Yes, and in most cases, Mark may have said this, but in most cases, we've got some of our technology involved in the performance contracts. And so you've got technology, you've got automation that we're working on, downhole automation. And it's really becoming much more of a trend. And we're seeing more adoption from customers. And so as you think about, you've heard us talk about auto slide and that technology. We've recently rolled out a new advanced auto driller We've got new failure prevention applications. We've got engine automation solutions to help with lowering emissions and improving fuel economy. So as I mentioned earlier, as you look at this from a shared savings perspective and a value creation, customers are more and more willing to share in those savings, which enables us to increase our revenues and really get paid for of the value proposition or a portion of the value proposition that we're providing.
Got it. And that's a nice segue into what was already going to be my next question, which is, what's the current timeline for reaching the next level in rig automation? And just refresh us on what you consider that level to be, John, using you know, the Tesla five level full self-driving analogy. And then maybe could you share some color on specific technology initiatives you have for this year?

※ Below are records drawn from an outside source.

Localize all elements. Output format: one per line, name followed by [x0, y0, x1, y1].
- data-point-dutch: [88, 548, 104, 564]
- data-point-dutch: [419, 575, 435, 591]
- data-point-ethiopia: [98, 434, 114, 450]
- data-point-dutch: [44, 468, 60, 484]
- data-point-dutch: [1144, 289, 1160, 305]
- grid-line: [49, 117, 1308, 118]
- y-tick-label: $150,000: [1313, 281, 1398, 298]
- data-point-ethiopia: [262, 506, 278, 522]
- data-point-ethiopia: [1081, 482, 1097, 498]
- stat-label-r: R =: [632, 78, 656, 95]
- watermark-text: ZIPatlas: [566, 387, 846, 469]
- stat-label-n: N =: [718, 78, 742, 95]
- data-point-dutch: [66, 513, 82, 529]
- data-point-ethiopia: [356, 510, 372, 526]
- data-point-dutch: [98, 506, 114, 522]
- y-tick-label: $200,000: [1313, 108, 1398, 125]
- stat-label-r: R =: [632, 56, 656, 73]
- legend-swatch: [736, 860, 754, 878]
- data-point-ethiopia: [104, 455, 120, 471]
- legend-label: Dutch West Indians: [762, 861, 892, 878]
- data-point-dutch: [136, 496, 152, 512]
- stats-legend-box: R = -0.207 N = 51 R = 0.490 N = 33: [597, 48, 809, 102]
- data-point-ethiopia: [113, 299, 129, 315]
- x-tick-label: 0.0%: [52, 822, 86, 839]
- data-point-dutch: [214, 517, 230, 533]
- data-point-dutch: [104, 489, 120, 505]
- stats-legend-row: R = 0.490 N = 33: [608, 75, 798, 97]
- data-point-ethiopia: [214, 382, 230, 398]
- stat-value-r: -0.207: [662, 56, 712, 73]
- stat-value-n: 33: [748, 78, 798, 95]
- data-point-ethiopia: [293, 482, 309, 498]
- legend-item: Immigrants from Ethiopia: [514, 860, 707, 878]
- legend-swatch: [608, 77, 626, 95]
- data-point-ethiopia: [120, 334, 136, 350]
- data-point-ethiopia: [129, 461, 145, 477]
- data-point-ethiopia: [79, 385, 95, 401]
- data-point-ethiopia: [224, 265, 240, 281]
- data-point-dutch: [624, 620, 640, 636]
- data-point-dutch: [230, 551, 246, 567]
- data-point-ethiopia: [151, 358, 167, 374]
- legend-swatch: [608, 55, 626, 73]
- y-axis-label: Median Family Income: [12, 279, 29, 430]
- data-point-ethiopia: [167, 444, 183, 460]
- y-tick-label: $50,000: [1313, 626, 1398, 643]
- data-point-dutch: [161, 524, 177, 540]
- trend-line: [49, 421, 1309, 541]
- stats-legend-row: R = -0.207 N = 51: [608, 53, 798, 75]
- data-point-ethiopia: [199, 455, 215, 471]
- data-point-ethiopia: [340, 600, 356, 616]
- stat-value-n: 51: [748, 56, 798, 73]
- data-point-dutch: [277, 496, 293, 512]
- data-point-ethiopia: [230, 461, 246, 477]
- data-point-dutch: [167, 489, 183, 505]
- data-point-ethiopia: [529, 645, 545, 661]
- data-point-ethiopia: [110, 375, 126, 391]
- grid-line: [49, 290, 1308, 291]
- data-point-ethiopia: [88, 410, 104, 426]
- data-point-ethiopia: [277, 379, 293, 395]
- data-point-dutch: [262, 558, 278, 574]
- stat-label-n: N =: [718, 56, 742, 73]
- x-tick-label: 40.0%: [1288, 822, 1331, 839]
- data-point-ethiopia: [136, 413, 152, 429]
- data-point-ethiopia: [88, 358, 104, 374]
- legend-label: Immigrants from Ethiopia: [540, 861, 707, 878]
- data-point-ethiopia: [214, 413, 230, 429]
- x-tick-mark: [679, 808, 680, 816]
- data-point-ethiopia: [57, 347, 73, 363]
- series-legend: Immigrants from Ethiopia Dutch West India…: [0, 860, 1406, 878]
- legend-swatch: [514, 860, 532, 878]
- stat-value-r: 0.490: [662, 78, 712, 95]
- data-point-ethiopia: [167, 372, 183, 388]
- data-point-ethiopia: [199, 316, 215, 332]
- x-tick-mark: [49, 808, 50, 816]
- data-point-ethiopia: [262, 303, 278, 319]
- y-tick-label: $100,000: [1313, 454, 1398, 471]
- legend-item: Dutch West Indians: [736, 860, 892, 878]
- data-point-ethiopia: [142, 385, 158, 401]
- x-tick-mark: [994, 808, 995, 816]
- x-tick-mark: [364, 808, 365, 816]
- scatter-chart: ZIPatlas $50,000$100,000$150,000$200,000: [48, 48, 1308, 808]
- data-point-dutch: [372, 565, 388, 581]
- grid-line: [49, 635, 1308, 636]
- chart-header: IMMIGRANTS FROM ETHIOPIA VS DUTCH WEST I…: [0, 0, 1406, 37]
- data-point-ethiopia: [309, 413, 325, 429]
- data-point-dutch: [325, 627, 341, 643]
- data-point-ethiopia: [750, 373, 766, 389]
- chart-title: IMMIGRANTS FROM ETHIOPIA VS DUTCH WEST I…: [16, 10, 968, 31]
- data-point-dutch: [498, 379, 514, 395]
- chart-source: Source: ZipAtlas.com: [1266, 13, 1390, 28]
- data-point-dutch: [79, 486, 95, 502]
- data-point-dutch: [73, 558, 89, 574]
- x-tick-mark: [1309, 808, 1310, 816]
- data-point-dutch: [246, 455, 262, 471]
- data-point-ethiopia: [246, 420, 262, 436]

Well, if you think about because automation on a rig is you're covering a lot of ground. A big portion of our automation has been focused on you know, manually intensive, you know, type processes, you know, something that using directional drilling as an example where you've got somebody that's requiring, you know, a person 24-7 and being able to automate that and apply algorithms to that has delivered a lot. But there's, you know, all sorts of other things that are, are little automation pieces that are helping the driller, helping the customer do more with less and be more reliable, and not requiring a human to have to pay attention to it, like I said, 24-7. There are automation things that we're working on related to work around the rotary table. you know, lowering exposures related to making connections. There's things like that that we're working on. I mean, this is a very, very long conversation to cover it all. But as far as pushing a button and the rig drilling the next well, we're probably not at that point. Although, auto slide, you push a button and you drill the next stand. But we're a long way from a fully autonomous rig.
Got it. I appreciate that, Collar. I'll let you guys wrap it up.
All right. Thank you, Thomas.
Thank you. I would now like to turn the call back to John for any closing remarks.
All right. Thank you, Nikki. Thanks to everybody for joining us today. I know there's a lot of earnings calls going on this week, so we appreciate your time. We spend a lot of time as a management team looking at pricing dynamics, the sales force looking at pricing dynamics. We're holding the line on capital discipline. We're not chasing market share. We believe that it's crucial to creating a healthy and sustainable company over the long term. Our focus is going to remain on top-tier performance, safety, and reliability, and we're going to continue to focus on improving our margins and returns on capital. So thank you again for joining us today and have a great day.